God’s Hidden War on Pop-Christianity
I’ve been agonizing lately over our Western spin on Christianity. We seem to be stuck in an either/or construct, limited to a strange view of Creator God as a victim of time and space. God is away in heaven somewhere but here in our hearts somehow. Jesus arose from a grave “here” but is now “there”, expecting us to prepare this earth for His return. Where is love in the equation?
John 14:23, however, offers a linkage of love to obedience: “If anyone loves me, he will keep my word; my father will love him, and we will come to him and make our abode with him.” If I understand this correctly, the presence of God in the life of the professing Christian becomes manifest in keeping faith with the word of Jesus. That “word”, we are led to believe, is to “love God with all our heart, soul and mind and our neighbor as ourselves” (Matt 22:37-39). Love of neighbor begins with love of God!
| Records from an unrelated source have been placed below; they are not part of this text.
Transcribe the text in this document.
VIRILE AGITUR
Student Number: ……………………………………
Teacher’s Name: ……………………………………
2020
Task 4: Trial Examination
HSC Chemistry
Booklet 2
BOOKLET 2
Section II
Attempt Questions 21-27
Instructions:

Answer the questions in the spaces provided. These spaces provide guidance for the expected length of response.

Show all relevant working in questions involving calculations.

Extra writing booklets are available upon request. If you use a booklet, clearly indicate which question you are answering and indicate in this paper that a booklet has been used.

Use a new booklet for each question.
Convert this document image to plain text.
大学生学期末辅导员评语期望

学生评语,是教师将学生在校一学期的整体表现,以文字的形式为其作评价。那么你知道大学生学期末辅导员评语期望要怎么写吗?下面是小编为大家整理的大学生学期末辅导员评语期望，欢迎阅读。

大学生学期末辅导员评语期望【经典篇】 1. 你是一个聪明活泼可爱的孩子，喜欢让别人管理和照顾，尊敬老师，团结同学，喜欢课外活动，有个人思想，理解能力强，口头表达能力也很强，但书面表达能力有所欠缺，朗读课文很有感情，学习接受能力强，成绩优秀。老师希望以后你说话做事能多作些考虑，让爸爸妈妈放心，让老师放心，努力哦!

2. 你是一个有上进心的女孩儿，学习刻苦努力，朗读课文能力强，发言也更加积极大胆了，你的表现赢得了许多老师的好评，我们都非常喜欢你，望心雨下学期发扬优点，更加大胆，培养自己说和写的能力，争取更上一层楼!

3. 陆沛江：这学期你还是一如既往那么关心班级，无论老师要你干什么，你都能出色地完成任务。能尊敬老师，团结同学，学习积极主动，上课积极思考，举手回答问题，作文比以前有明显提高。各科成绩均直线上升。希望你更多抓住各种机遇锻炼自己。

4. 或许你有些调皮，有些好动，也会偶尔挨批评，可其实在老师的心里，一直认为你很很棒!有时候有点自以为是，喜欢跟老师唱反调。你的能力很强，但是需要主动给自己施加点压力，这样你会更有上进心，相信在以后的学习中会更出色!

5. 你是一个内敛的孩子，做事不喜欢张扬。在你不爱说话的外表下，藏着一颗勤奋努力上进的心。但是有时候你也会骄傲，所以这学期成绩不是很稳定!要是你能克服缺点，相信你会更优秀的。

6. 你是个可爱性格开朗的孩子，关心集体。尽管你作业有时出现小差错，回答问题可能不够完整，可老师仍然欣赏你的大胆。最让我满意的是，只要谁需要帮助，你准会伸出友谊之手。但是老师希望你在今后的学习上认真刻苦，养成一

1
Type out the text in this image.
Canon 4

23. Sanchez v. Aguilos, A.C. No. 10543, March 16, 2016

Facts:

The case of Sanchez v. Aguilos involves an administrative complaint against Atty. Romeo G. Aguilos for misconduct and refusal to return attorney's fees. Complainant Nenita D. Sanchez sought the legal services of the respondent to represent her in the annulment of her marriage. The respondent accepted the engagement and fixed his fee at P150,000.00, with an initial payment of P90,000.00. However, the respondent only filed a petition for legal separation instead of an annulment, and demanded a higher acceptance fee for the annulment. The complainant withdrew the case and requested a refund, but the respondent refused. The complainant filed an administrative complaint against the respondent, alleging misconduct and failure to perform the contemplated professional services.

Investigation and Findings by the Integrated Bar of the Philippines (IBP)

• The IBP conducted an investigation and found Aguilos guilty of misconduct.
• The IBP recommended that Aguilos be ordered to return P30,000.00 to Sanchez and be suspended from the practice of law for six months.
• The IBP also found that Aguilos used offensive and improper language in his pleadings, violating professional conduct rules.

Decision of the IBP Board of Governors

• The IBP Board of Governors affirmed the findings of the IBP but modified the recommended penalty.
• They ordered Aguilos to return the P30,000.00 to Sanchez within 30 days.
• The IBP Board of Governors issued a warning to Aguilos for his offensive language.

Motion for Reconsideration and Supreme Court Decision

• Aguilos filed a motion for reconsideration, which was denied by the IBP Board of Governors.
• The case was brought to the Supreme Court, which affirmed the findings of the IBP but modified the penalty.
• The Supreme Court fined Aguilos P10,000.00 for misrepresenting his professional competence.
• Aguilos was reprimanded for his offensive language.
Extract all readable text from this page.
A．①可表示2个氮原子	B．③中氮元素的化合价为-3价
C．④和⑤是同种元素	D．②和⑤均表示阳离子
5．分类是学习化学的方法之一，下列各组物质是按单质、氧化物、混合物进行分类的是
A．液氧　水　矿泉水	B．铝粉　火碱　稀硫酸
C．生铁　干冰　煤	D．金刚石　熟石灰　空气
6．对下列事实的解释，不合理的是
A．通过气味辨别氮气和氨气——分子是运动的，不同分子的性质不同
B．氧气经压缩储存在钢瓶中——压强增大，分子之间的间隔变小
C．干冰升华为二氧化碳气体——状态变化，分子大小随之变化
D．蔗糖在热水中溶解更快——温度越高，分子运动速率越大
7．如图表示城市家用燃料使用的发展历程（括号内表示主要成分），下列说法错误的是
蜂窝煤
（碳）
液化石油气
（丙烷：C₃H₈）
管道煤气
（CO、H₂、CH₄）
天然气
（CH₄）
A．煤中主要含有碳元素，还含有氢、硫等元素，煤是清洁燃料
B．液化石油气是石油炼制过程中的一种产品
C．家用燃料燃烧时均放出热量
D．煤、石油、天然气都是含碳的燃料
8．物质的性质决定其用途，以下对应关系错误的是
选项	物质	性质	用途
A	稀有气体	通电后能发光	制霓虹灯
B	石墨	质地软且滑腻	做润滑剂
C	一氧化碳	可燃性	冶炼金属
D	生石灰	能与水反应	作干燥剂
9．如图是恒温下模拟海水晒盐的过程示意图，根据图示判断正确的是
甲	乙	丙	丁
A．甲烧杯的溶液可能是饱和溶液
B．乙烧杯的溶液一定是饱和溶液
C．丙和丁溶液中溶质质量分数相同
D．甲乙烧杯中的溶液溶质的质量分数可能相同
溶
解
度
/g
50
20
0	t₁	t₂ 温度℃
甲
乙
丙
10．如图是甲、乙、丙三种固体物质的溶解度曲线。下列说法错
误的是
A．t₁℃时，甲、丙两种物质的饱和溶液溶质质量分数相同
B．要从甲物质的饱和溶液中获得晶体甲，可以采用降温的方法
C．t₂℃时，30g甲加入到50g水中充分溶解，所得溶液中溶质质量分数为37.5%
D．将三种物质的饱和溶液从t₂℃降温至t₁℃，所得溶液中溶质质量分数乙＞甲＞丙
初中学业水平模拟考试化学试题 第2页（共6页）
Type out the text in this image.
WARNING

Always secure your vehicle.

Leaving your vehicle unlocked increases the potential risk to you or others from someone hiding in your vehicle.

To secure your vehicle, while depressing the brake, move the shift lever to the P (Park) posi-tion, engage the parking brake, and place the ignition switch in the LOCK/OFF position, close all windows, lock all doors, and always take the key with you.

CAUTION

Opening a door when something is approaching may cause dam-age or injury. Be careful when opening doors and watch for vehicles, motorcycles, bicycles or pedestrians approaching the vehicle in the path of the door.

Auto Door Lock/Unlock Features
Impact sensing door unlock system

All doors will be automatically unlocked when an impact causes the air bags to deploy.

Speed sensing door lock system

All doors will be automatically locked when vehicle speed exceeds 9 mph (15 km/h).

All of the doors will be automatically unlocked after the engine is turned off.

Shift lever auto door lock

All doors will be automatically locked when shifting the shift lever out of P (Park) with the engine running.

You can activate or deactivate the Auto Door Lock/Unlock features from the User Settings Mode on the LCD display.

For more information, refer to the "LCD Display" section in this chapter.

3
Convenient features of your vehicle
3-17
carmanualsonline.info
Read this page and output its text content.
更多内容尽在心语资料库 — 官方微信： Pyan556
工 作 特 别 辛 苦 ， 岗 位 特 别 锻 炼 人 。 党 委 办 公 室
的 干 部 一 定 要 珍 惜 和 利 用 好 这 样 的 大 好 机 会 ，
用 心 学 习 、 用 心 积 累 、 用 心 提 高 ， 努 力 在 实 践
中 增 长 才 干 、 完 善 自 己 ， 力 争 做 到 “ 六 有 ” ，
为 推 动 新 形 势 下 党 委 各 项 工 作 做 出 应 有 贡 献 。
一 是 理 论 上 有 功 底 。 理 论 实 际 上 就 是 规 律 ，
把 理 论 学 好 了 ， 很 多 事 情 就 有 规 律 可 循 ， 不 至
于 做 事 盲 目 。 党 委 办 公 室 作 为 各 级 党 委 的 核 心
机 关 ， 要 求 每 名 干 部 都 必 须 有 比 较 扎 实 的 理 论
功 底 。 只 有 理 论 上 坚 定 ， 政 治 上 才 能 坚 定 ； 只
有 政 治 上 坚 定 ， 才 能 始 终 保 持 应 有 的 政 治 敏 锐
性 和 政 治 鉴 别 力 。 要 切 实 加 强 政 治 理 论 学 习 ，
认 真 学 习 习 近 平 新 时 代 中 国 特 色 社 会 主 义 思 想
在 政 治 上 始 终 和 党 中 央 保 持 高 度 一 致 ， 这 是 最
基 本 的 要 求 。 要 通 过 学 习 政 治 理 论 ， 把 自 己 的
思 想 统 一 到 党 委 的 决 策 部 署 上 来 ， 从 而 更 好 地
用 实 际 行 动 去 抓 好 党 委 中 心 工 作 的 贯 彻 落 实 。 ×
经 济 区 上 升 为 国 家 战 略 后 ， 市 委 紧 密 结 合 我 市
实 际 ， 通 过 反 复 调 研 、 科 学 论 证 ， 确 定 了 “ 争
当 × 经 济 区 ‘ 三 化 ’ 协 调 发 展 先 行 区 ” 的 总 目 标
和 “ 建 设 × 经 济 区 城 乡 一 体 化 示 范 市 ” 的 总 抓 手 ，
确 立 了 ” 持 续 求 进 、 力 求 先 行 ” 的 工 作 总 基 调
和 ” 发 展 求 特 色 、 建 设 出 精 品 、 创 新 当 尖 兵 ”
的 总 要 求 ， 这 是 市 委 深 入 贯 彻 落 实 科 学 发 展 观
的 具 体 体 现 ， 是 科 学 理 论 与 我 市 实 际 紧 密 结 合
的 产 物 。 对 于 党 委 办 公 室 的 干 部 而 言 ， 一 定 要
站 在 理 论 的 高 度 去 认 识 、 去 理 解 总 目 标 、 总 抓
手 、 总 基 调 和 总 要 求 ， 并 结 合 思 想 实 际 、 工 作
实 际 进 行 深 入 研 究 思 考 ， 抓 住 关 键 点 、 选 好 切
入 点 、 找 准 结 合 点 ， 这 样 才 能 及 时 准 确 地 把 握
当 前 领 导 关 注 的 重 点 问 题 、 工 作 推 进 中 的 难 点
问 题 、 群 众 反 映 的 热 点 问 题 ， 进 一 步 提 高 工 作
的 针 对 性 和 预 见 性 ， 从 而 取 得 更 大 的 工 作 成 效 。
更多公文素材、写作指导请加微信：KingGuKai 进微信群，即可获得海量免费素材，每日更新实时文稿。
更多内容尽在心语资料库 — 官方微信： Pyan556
Time to Get Out of the Manger and Into the Resurrection!
I had a brief Facebook encounter with one of those Christian Nationalist evangelical leaders this week whose public image seems to be of one who has dedicated his life to pointing out OPS (Other People’s Sins) and advocating to correct them through the force of law. Whew! That’s a pretty common message in this day of love as an optional command. Do you think it may be time for us to move out of the manger and into the Resurrection?
All this posturing, we are told by a courageous few followers of Jesus, is destroying the fragile faith of millions of Americans and leaving behind a poor witness to the power and glory of God! I will be writing more on pop-Christianity in the near future, but I wanted to share with you a bit from my book, “Let My People Go: Following Jesus into Our Jails and Prisons.” It is a study guide intended to help floundering Christians like myself move away from what we are trying to do for God toward what God patiently waits to do through us:
Call to the Resurrected Life:
“Let My People Go!” is more than a call to discipleship. It is a call to the resurrected life of the Church of Jesus Christ. The resurrected life rises into action by looking around our congregations to see who is sitting in the back row and learning from their witness as well as from their pain. It is a life in admission that the loud, bellicose, wealthy, and perhaps even apostate may be drowning out the faithful and thereby squelching the witness of the Church.
Here is how it plays out through 12 lessons:
To the organized church that continues committees long since irrelevant, burdening its members with meetings and duties, “Let my people go!”
To the liturgical church that burdens its people with ritual, special days, and formality but without a call to discipleship, “Let my people go!”
To the Democratic Party that enlists advocates for social justice separate and distinct from personal faith, “Let my people go!”
To the Republican Party that has joined forces with Wookie Evangelicals to create its corrupted version of the Kingdom of God on earth, “Let my people go!”
To Evangelical leaders who have rallied believers in support of morality instead of righteousness, “Let my people go!”
To the evangelists among us for whom professions of faith in Jesus are more important than cross-bearing, “Let my people go!”
To the Christian Zionists for whom the Promised Land is a place of Abrahamic borders rather than the inherited New Jerusalem, “Let my people go!”
To the leaders of the Prosperity Gospel, for whom suffering is a sign of unbelief rather than cross-bearing, “Let my people go!”
To the suburban ghettos of America that protect their residents from the realities of shattered lives, “Let my people go!”
To the public schools in America that now schedule on worship days what they have run out of time for on other days, “Let my people go!”
To those in prison who profess belief in Jesus Christ as Lord but who pass judgment on their brothers and sisters, contributing to their misery, “Let my people go!”
To those in prison who profess belief in Christ but who encourage hatred of staff and neglect to pray for their keepers, “Let my people go!”
Let it be said, as well: To those Christian bloggers, like myself, who delude themselves into thinking that they have a special corner on the Truth, “Let My People Go!”